Dakar, 17 fév (SL-INFO) – La perspective d’une désescalade durable au Proche-Orient semble se heurter à un nouveau mur diplomatique et militaire. Alors que les négociations pour un cessez-le-feu tentent de progresser, une déclaration officielle venue de Jérusalem vient durcir le ton, posant une échéance temporelle stricte assortie d’une menace de reprise totale des hostilités.

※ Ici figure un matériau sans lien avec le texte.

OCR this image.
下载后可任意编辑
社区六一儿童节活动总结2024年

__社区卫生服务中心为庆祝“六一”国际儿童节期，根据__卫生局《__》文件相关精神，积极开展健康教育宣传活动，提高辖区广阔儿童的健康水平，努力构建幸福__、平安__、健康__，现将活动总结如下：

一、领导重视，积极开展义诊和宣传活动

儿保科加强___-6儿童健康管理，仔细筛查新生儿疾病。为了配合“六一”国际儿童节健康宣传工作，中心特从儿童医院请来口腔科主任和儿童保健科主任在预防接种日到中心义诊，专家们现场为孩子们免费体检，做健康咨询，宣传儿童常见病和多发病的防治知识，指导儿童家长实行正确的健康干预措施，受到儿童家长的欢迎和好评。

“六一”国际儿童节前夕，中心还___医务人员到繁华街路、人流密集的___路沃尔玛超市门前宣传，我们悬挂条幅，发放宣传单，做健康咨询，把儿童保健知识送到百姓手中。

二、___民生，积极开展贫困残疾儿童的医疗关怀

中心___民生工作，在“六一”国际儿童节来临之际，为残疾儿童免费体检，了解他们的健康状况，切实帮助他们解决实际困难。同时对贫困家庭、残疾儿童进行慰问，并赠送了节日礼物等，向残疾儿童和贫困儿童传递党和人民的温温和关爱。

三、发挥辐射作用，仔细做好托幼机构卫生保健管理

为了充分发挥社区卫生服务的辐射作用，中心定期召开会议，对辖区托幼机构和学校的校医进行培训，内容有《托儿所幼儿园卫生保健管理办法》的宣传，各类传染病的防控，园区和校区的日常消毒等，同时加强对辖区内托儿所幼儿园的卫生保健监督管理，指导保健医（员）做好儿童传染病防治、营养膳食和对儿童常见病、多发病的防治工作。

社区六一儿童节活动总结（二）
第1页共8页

Le secrétaire du cabinet israélien, Yossi Fuchs, a formulé lundi une exigence sans équivoque lors d’une conférence à Jérusalem. Selon nos informations, basées sur des rapports relayés par Al Jazeera, le responsable israélien a donné un délai de deux mois au Hamas pour procéder à son désarmement complet. Faute de quoi, l’armée israélienne (Tsahal) « devra terminer la mission », ce qui impliquerait une reprise des combats à grande échelle dans l’enclave palestinienne. Ce nouvel ultimatum de 60 jours ne serait pas une initiative isolée de Tel-Aviv. Yossi Fuchs a affirmé que cette période correspondait à une demande formulée par l’administration américaine. « Nous respectons cela », a-t-il précisé, liant potentiellement le début de ce compte à rebours à la réunion du « Board of Peace » du président américain Donald Trump, prévue le 19 février. Ce plan, soutenu par Washington, vise théoriquement la reconstruction de Gaza, mais Israël semble désormais conditionner toute avancée à ce désarmement préalable.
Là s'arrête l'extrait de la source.